他规矩地坐在李景恪旁边的凳子上,无聊等待的半小时里兀自瞥着玻璃门外发呆,晚上降温冷冷的,没什么人,诊所里充斥着药味,没有别的声音,有些煎熬。
这期间李景恪没理他,只看过一遍他的左手伤口,时间到了让池灿去叫护士。
然而越不希望来什么就越会发生,池灿手臂上被扎过针的那一圈微微发红,虽然没别的反应,但依然是过敏,只有稀释过后分四针打才行了,差不多要两个小时才能打完。
池灿跟着护士垂头丧气地往诊所小隔间里去,护士阿姨经过李景恪时说明了一下情况,李景恪点头,跟着起身到了门外看着。

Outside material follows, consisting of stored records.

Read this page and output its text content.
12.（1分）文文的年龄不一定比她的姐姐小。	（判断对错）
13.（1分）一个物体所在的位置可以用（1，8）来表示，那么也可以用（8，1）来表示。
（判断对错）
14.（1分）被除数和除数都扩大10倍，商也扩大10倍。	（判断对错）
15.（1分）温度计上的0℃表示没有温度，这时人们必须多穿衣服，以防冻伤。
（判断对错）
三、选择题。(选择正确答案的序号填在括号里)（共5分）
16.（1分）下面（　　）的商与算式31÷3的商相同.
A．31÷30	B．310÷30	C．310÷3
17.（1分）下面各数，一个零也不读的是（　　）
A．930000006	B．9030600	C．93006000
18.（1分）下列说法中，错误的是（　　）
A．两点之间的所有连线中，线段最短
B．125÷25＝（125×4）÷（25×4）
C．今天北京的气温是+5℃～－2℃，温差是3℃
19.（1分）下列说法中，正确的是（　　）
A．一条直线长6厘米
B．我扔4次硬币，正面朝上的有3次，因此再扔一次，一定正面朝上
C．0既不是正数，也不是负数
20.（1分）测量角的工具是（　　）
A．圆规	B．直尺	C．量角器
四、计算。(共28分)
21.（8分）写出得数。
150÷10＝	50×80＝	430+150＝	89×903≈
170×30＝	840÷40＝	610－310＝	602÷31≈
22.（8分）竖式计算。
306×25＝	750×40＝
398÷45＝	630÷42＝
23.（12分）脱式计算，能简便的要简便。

破伤风针是臀部肌肉注射,护士阿姨拿着针管抽完药,让池灿坐在板凳上,把裤子脱下来一点。
池灿本就因为害怕打针在心慌,一听愣住了,扭头直直看向李景恪。
“没打过屁股针啊?”
护士笑了笑,催促说,“快点,一下子就好了。”
李景恪插兜站在门口没说话,平直温和地看着,似乎也有无动于衷地催促的意思。
池灿不再看李景恪,他把头垂得很低,左手动不了,只能用右手解了裤头的绳子,往后摸到裤腰上,一点点往下脱。

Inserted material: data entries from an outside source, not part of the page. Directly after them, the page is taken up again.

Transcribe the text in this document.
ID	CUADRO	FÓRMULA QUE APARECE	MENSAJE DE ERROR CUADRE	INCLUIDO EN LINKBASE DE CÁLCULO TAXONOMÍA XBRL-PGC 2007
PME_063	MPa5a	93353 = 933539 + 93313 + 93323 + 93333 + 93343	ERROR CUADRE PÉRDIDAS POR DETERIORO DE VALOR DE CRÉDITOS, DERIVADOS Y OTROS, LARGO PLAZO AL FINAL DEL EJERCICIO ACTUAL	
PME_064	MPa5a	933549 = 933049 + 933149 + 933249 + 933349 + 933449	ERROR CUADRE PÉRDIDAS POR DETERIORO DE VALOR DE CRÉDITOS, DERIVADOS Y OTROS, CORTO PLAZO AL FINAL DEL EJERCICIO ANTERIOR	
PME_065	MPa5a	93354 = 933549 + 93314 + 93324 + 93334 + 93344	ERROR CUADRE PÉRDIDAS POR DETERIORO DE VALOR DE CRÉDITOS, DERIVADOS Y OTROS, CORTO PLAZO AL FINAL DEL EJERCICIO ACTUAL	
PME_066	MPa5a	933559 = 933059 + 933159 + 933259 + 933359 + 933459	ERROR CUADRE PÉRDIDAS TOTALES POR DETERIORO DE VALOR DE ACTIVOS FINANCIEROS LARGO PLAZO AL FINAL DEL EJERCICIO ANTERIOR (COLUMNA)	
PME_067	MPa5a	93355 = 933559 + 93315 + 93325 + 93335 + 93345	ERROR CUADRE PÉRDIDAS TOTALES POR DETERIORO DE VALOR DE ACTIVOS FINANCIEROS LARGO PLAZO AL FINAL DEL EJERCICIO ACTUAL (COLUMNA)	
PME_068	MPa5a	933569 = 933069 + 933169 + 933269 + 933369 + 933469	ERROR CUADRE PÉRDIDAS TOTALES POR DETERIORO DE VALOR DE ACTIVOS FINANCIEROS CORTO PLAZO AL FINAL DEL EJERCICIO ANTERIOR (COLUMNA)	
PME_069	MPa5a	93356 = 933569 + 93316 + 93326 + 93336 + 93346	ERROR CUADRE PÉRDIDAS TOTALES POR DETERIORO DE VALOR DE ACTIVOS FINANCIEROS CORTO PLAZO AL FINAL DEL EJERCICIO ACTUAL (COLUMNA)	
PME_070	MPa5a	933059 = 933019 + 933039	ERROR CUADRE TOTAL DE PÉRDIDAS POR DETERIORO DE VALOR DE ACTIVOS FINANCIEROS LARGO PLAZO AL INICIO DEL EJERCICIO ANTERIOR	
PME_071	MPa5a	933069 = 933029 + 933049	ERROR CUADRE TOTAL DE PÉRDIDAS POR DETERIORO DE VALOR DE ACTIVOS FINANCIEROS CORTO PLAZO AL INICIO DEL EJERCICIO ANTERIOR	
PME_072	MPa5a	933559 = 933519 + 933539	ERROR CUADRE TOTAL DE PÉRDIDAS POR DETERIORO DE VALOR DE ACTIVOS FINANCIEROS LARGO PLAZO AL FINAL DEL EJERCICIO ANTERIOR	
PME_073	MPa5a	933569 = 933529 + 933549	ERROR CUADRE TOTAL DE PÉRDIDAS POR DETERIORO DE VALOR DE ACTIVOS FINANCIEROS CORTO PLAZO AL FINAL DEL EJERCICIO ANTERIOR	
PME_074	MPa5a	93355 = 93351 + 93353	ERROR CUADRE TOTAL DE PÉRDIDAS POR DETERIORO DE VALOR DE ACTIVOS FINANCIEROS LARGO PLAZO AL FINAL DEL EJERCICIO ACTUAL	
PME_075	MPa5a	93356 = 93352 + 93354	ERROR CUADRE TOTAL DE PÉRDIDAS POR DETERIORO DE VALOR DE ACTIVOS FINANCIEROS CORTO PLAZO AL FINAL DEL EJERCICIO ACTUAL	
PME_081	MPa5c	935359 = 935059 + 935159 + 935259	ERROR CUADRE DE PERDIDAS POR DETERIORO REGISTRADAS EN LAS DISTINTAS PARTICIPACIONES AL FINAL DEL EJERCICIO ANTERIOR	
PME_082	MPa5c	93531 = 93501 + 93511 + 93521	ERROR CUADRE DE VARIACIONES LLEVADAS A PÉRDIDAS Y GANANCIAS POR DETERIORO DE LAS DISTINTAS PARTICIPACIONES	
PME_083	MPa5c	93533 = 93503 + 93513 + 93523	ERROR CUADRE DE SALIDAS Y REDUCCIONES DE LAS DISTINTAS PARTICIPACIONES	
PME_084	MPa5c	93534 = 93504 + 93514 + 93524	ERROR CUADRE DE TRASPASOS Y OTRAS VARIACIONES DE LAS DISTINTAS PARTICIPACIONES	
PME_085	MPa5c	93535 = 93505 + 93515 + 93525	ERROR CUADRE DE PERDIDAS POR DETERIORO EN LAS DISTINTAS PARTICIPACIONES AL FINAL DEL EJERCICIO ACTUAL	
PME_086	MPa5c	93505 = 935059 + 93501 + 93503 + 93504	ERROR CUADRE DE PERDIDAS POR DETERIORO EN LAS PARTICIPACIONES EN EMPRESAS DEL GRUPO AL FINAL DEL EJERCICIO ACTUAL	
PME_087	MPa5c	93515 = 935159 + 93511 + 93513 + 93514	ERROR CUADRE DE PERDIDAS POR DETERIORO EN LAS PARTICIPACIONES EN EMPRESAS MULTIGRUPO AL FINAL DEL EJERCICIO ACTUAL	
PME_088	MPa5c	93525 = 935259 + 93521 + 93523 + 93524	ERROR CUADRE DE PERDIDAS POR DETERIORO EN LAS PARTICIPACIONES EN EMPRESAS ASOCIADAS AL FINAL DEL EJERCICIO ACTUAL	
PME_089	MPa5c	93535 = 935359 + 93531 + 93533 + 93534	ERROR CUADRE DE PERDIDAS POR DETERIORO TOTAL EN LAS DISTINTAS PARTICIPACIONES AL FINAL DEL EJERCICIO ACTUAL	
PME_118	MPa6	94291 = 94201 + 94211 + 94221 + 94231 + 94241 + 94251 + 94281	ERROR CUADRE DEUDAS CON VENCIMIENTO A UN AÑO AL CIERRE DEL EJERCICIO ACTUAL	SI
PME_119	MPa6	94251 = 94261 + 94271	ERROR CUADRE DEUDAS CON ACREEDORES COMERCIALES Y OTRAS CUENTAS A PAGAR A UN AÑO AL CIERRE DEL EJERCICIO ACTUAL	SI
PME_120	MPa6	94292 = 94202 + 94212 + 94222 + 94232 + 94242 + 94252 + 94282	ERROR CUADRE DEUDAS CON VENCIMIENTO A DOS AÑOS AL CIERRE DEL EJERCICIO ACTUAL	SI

空气里冰凉的空气几乎瞬间贴在裸露的皮肤上,池灿莫名觉得全身发冷,很后悔让这一切发生。
李景恪的目光让他如鲠在喉。
池灿的衣摆被撩起来,尖锐冰冷的针头缓缓扎入池灿的肌肉,他脊背发麻,在骤然升起的痛感里,仿佛能感觉针管里的液体被打进来。
“好了,这不是很快吗,”
护士阿姨收起托盘朝门口的李景恪一笑,离开前说,“就是你在这里看着,弟弟才害羞了,等半个小时再打,没什么问题。”
池灿坐在中间那张凳子上仍然垂着头没动。
李景恪走了进来,伸手过去将温热的手掌覆在池灿发冷的腰后,避开打针的地方拉起了他的裤子穿好。
“痛不痛?”
李景恪问道。
池灿摇了摇头。
李景恪捏着他的肩膀让他转过身来,摸到脸颊的时候他躲了一下,像是不愿意李景恪碰他。
池灿觉得从头到尾都丢脸至极,对李景恪此刻的温情变得抗拒,至少被鹅咬伤、藏着伤口捂出了问题和此刻到这里来打屁股针,每一样都像个笑话,不想让李景恪看见。

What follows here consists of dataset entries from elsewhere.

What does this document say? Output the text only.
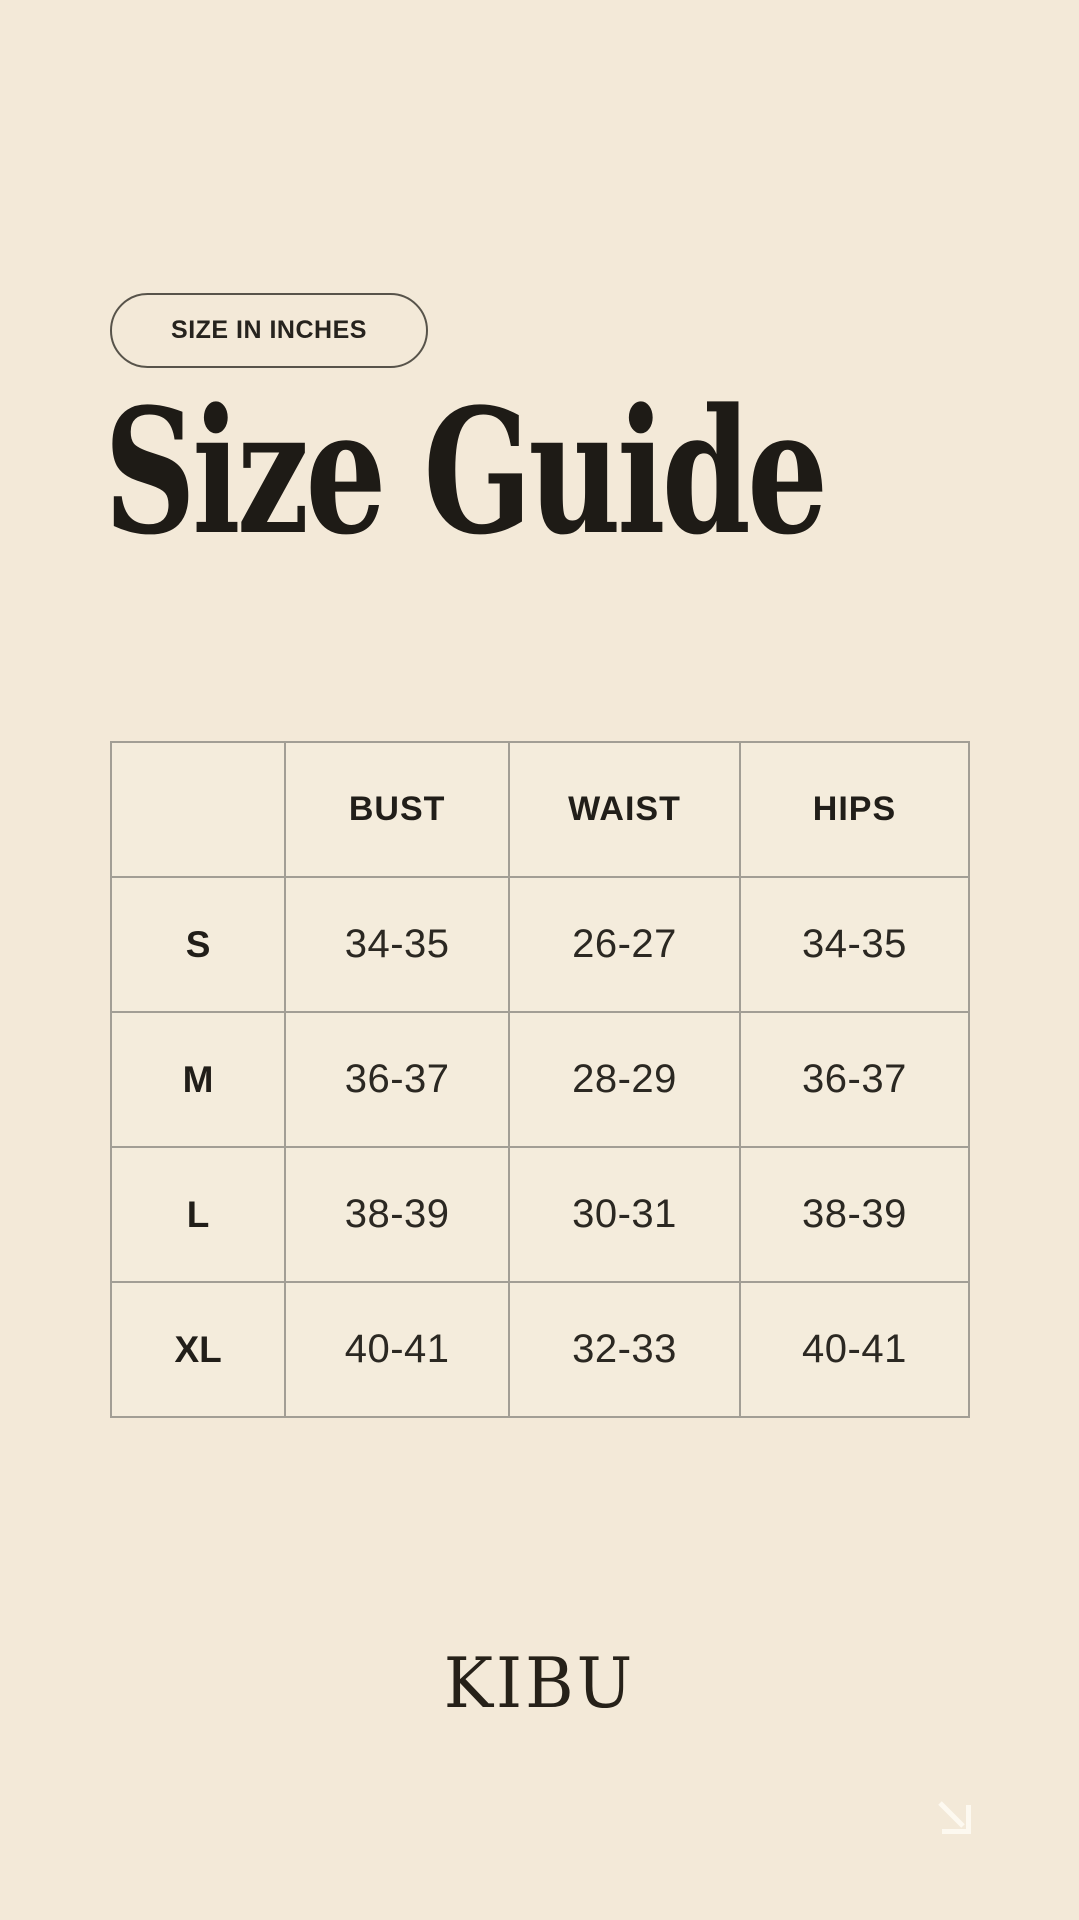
SIZE IN INCHES
Size Guide
	BUST	WAIST	HIPS
S	34-35	26-27	34-35
M	36-37	28-29	36-37
L	38-39	30-31	38-39
XL	40-41	32-33	40-41
KIBU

可李景恪偏偏可能是看他太狼狈,于是哪怕生气了,也会来安抚一个不懂事的弟弟。
唯独不像情人。
如果他不主动,李景恪应该也很难对他产生兴趣。
“不痛怎么咬着牙齿。”
李景恪的指腹按着池灿的脸侧和下巴,轻易拆穿了他。
他被扣紧了下巴,只有随着力往上微仰起脸。
李景恪牵着他的右手放在掌心里,拿到身前拉了拉,让池灿靠了上来。